Thüringische Landeszeitung (Jena)
Polizeihubschrauber kreisen, Bengalofackeln brennen
ThügidaAnhänger dürfen nicht mit Fahnen durch die Stadt ziehen – Grüner Landtagsabgeordneter erstattet Anzeige
JENA. In der Nollendorfer Straße in Jena knallt es plötzlich: Mehr als 200 Antifa-Anhänger versuchen, eine Polizeiabsperrung zu durchbrechen. Sie wollen an der Ecke zum Spitzweidenweg in Jena durchdringen – es ist die Stelle, wo um kurz nach 18 Uhr die ersten Thügida-Anhänger eintreffen.
Während die Polizei noch gegen die Antifaschisten vorgeht, haben mehrere Personen ein Gebäude an der Straßenecke bestiegen und Bengalofackeln entzündet. Sie entschwinden unerkannt, weil die Polizei nicht rechtzeitig zugreifen kann.
Unterdessen sind die Polizeibeamten damit beschäftigt, Gegendemonstranten zurückzudrängen, die auf den Kundgebungsplatz wollen, auf dem sich zwischenzeitlich insgesamt knapp 80 Anhänger des rechtsextremen Thügida-Bündnisses versammelt haben – weit weniger als bei den vorangegangenen Demonstrationen.
Thügida-Vormann David Köckert hetzt danach offen gegen alle, die sich mit der Demonstration zu befassen haben. „Lügenpresse“und „Schweinepresse“sind noch die freundlichsten Formulierungen, die er für Journalisten findet, die ihn im Vorfeld interviewen wollten. Den Leiter der Versammlungsbehörde in Jena wolle er ins Gefängnis stecken, wenn er etwas zu sagen habe. Dass Donald Trump in Amerika Präsident geworden sei, zeige ihm, so Köckert, dass auch er vielleicht einmal etwas zu sagen haben könne. Dann werde sich der Wind drehen, brüllt er mit überschlagender Stimme ins Mikrofon.

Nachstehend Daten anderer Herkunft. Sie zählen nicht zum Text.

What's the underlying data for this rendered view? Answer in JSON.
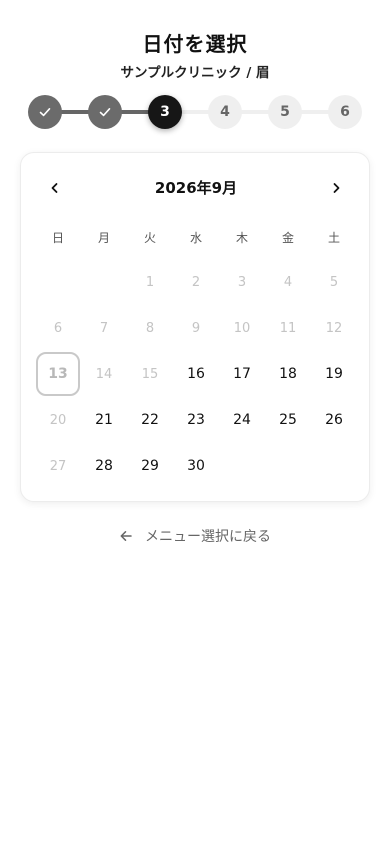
{
  "header": {
    "title": "日付を選択",
    "subtitle": "サンプルクリニック / 眉"
  },
  "stepper": {
    "steps": [
      "",
      "",
      "3",
      "4",
      "5",
      "6"
    ]
  },
  "calendar": {
    "month_label": "2026年9月",
    "prev_icon": "chevron-left-icon",
    "next_icon": "chevron-right-icon",
    "weekdays": [
      "日",
      "月",
      "火",
      "水",
      "木",
      "金",
      "土"
    ],
    "weeks": [
      [
        {
          "d": ""
        },
        {
          "d": ""
        },
        {
          "d": "1",
          "s": "disabled"
        },
        {
          "d": "2",
          "s": "disabled"
        },
        {
          "d": "3",
          "s": "disabled"
        },
        {
          "d": "4",
          "s": "disabled"
        },
        {
          "d": "5",
          "s": "disabled"
        }
      ],
      [
        {
          "d": "6",
          "s": "disabled"
        },
        {
          "d": "7",
          "s": "disabled"
        },
        {
          "d": "8",
          "s": "disabled"
        },
        {
          "d": "9",
          "s": "disabled"
        },
        {
          "d": "10",
          "s": "disabled"
        },
        {
          "d": "11",
          "s": "disabled"
        },
        {
          "d": "12",
          "s": "disabled"
        }
      ],
      [
        {
          "d": "13",
          "s": "today"
        },
        {
          "d": "14",
          "s": "disabled"
        },
        {
          "d": "15",
          "s": "disabled"
        },
        {
          "d": "16",
          "s": "enabled"
        },
        {
          "d": "17",
          "s": "enabled"
        },
        {
          "d": "18",
          "s": "enabled"
        },
        {
          "d": "19",
          "s": "enabled"
        }
      ],
      [
        {
          "d": "20",
          "s": "disabled"
        },
        {
          "d": "21",
          "s": "enabled"
        },
        {
          "d": "22",
          "s": "enabled"
        },
        {
          "d": "23",
          "s": "enabled"
        },
        {
          "d": "24",
          "s": "enabled"
        },
        {
          "d": "25",
          "s": "enabled"
        },
        {
          "d": "26",
          "s": "enabled"
        }
      ],
      [
        {
          "d": "27",
          "s": "disabled"
        },
        {
          "d": "28",
          "s": "enabled"
        },
        {
          "d": "29",
          "s": "enabled"
        },
        {
          "d": "30",
          "s": "enabled"
        },
        {
          "d": ""
        },
        {
          "d": ""
        },
        {
          "d": ""
        }
      ]
    ]
  },
  "footer": {
    "back_label": "メニュー選択に戻る",
    "back_icon": "arrow-left-icon"
  },
  "colors": {
    "done_step": "#6b6b6b",
    "active_step": "#161616",
    "todo_step": "#efefef",
    "disabled_text": "#c4c4c4"
  }
}
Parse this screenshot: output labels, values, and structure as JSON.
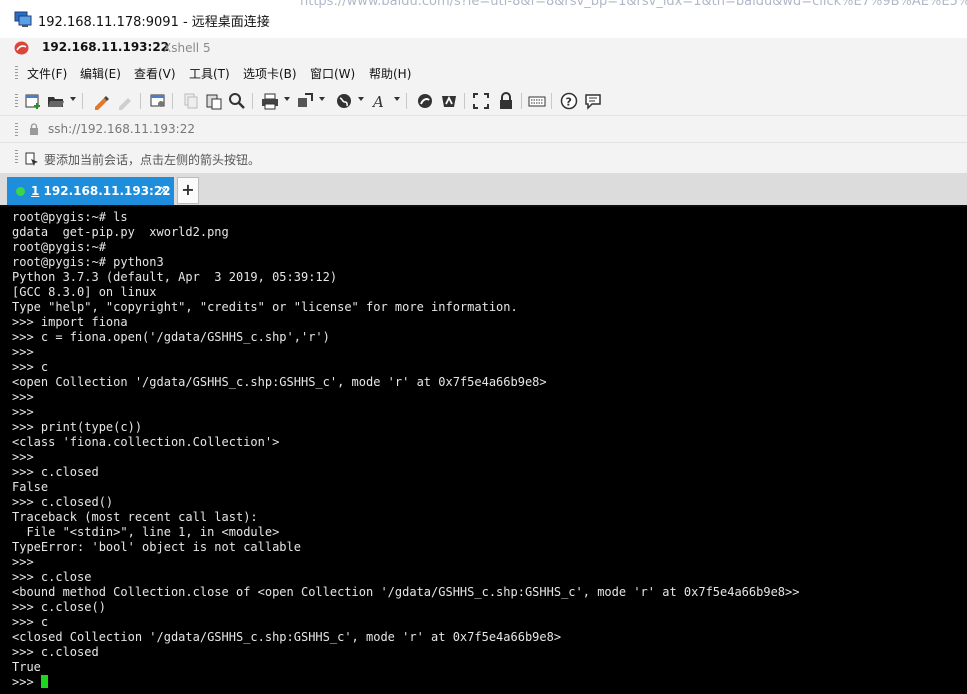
{
  "rdp": {
    "ghost_url": "https://www.baidu.com/s?ie=utf-8&f=8&rsv_bp=1&rsv_idx=1&tn=baidu&wd=click%E7%9B%AE%E5%BD%95&oq=click%E7%9B%AE",
    "title": "192.168.11.178:9091 - 远程桌面连接"
  },
  "xshell": {
    "host": "192.168.11.193:22",
    "app": "Xshell 5"
  },
  "menu": {
    "items": [
      "文件(F)",
      "编辑(E)",
      "查看(V)",
      "工具(T)",
      "选项卡(B)",
      "窗口(W)",
      "帮助(H)"
    ]
  },
  "toolbar": {
    "icons": [
      "new-session-icon",
      "open-folder-icon",
      "reconnect-icon",
      "disconnect-icon",
      "properties-icon",
      "copy-icon",
      "paste-icon",
      "find-icon",
      "print-icon",
      "transfer-icon",
      "globe-icon",
      "font-icon",
      "xftp-icon",
      "xmanager-icon",
      "fullscreen-icon",
      "lock-icon",
      "keyboard-icon",
      "help-icon",
      "chat-icon"
    ]
  },
  "address": {
    "text": "ssh://192.168.11.193:22"
  },
  "tip": {
    "text": "要添加当前会话，点击左侧的箭头按钮。"
  },
  "tabs": {
    "active_num": "1",
    "active_label": " 192.168.11.193:22",
    "close": "×",
    "add": "+"
  },
  "colors": {
    "tab_active": "#1e8ddb",
    "terminal_bg": "#000000",
    "terminal_fg": "#e6e6e6",
    "cursor": "#1ed61e",
    "status_dot": "#3ad64a"
  },
  "terminal": {
    "lines": [
      "root@pygis:~# ls",
      "gdata  get-pip.py  xworld2.png",
      "root@pygis:~#",
      "root@pygis:~# python3",
      "Python 3.7.3 (default, Apr  3 2019, 05:39:12)",
      "[GCC 8.3.0] on linux",
      "Type \"help\", \"copyright\", \"credits\" or \"license\" for more information.",
      ">>> import fiona",
      ">>> c = fiona.open('/gdata/GSHHS_c.shp','r')",
      ">>>",
      ">>> c",
      "<open Collection '/gdata/GSHHS_c.shp:GSHHS_c', mode 'r' at 0x7f5e4a66b9e8>",
      ">>>",
      ">>>",
      ">>> print(type(c))",
      "<class 'fiona.collection.Collection'>",
      ">>>",
      ">>> c.closed",
      "False",
      ">>> c.closed()",
      "Traceback (most recent call last):",
      "  File \"<stdin>\", line 1, in <module>",
      "TypeError: 'bool' object is not callable",
      ">>>",
      ">>> c.close",
      "<bound method Collection.close of <open Collection '/gdata/GSHHS_c.shp:GSHHS_c', mode 'r' at 0x7f5e4a66b9e8>>",
      ">>> c.close()",
      ">>> c",
      "<closed Collection '/gdata/GSHHS_c.shp:GSHHS_c', mode 'r' at 0x7f5e4a66b9e8>",
      ">>> c.closed",
      "True"
    ],
    "prompt": ">>> "
  }
}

Nachdem die beiden Polizeihubschrauber – einer der Bundespolizei und einer der Thüringer Polizei – gelandet sind, geht einer nach der Bengalo-Aktion wieder in die Luft. Im Internet beschweren sich Menschen über die Twitter-Account der Polizei Thüringen darüber, dass Patienten des Krankenhauses keine Ruhe fänden. Eine Landung sei nicht absehbar, antwortet die Polizei. Sie spricht zwischenzeitlich von etwa 80 Teilnehmern der Thügida-Demo und 1500 Gegendemonstranten im gesamten Stadtgebiet. Fünf Festnahmen hat es nach dem versuchten Durchbruch in der Nollendorfer Straße gegeben. Mindestens drei Polizisten sind nach Angaben der Behörden verletzt worden. Die Einsatzkräfte sprachen von massiver Gewalt gegen die Beamten.
Nach den gerichtlichen Auseinandersetzungen im Vorfeld der Demonstration wird vor allem darauf geschaut, ob sich die Thügida-Demo tatsächlich am 9. November 1989 ausrichtet und nicht am Tag der Reichspogromnacht 1938. Rainer Wernicke, Landessprecher der Thüringer Grünen, sieht eindeutige Beweise dafür, dass Thügida sich nicht am Tag des Mauerfalls orientiert. Was schwarz-weiß-rote Fahnen mit dem Mauerfall zu tun hätten, das könne ihm niemand beantworten. Es seien, sagt Wernicke der TLZ, eindeutig Reichskriegsflaggen. Der Grüne-Landtagsabgeordnete erstattet deshalb Anzeige und besteht darauf, dass die Fahnen eingeholt werden. Das gelingt auch. David Köckert muss seine Anhänger vor dem Beginn des Marsches – auch Fackeln werden wieder mitgeführt – auffordern, die Fahnen einzuholen.
An der Nollendorfer Straße stehen immer noch etwa 300 Gegendemonstranten, als sich der Thügida-Zug gegen 19 Uhr in Bewegung setzt. Sie buhen und rufen „Hau ab“. Jena steht noch ein langer Abend bevor an einem Tag, der zumindest an einem Ort dem Gedenken der 1938 ermordeten jüdischen Bürger gewidmet ist: Am Westbahnhof hatte der Arbeitskreis Judentum genau dazu eingeladen. In aller Stille.